No momento que fala o nome inteiro da minha avó, ela para de mexer nos ovos. Lentamente, ela se vira e por alguns segundos eu fico com medo dela me arremessar a frigideira com os ovos na minha cara.

– Repete, Jackieline, repete. – ela ameaçou voltando a mexer nos ovos.

Não consigo segurar por muito tempo, estou rindo enquanto vejo minha vó me chamar de Jackieline e sobre as minhas malcriações.

– Eu sou de idade, mas consigo ir muito bem sozinha para as minhas consultas, Jackieline. – ela me encara com desprezo – Sem mim, você mal se importaria em checar como você está, estaria apodrecendo aos poucos.

Todo ano, quando chega perto das competições anuais de natação, minha avó sempre me obriga a ir aos médicos, conferir se estou apta a competir, se a alimentação está sendo seguida corretamente e se tudo está em ordem. Uma semana inteira de exames de sangue, de urina, de fezes, correr em uma esteira para ver se o meu coração funcionava bem (mesmo sendo jovem), fazer radiografia para conferir toda a minha estrutura óssea e assim por diante, uma temporada de exames que custa uma grana, mas que ela insiste em fazer e financiar.
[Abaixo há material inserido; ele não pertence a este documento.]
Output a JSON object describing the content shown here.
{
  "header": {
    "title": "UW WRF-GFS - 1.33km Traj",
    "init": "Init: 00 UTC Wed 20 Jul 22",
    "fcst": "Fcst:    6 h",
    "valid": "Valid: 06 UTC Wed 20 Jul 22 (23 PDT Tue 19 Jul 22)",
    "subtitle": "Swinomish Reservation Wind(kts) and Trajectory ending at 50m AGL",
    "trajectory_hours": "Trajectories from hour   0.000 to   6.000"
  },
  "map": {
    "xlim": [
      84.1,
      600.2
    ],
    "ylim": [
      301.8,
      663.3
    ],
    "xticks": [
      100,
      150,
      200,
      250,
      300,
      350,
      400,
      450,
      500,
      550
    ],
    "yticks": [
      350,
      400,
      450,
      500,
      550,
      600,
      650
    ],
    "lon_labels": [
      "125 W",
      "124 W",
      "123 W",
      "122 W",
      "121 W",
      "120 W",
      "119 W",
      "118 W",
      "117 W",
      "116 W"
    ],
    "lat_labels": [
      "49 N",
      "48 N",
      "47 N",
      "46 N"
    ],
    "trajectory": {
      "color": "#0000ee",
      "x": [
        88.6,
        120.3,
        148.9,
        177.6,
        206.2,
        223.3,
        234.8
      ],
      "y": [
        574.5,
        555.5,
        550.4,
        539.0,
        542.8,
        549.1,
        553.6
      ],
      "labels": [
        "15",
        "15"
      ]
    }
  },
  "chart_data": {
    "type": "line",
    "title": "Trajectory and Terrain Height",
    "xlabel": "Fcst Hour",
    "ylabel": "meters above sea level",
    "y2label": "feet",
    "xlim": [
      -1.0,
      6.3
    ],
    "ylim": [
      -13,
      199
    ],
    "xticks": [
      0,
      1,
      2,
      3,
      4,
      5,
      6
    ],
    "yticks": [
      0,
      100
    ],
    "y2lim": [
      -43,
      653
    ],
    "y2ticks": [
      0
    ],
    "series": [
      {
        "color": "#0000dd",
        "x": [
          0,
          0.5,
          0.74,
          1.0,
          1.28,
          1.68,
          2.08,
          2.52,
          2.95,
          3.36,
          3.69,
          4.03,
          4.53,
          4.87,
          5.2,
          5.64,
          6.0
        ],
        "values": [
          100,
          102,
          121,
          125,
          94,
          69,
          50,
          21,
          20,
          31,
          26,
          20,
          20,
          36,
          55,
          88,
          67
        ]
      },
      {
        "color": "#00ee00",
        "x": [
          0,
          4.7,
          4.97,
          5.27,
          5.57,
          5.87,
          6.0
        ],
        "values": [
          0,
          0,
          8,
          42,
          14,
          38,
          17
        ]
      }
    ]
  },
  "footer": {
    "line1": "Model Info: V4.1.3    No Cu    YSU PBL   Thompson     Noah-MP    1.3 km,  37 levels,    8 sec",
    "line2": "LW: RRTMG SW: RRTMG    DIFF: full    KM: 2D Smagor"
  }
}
Ela começou a me levar a fazer esses milhões de exames logo após a morte do meu avô.

Minha avó amava meu avô de uma forma bastante intensa e inspiradora, era invejável, o que eles tinham era precioso, bem próximo dos romances que eu via em filmes. O luto dela durou até mais tempo que o meu. Por causa desse amor, dessa perda, ela quer fazer tudo ao seu alcance para não ter que ir em outro funeral de outra pessoa que ama. Essas consultas, são desculpas para cuidar de mim, para não perder mais ninguém por um golpe de azar do destino. 

– Vou tomar um banho, senhora Gwendoline, em dois minutos eu desço. – aviso a ela.

– Me chama de Gwendoline de novo que eu enveneno a sua vitamina, Jackieline! – minha vó grita enquanto subo as escadas rindo.

Talvez eu seja um pouco maldosa com a minha vó, mas ela fica incrivelmente fofa quando está brava, meu avô falava o mesmo e é impossível não concordar com ele.

Quando chego ao meu quarto, já coloco meu trabalho dentro da mochila para não me atrasar mais do que já estava. Estava recolhendo toda a papelada, quando meu coração para de repente quando vejo uma chamada de vídeo dos meus pais em meu notebook.

Imediatamente, arrasto a cadeira para perto e me sento agitada. Arrumo meu cabelo rapidamente e sem mais um segundo a mais, eu abro a janela.

O vídeo demora um pouco para se estabilizar, mas aos poucos, consigo ver o sorriso da minha mãe e meu pai logo atrás arrumando a sua bagunça. Provavelmente a bagunça dela. Minha mãe tem a pele clara como a minha, os olhos são escuros e o cabelo castanho claro estava amarrado em um coque frouxo. Meu pai é um pouco mais bronzeado, tinha grandes olhos verdes e sempre arrumando os óculos em frente ao rosto.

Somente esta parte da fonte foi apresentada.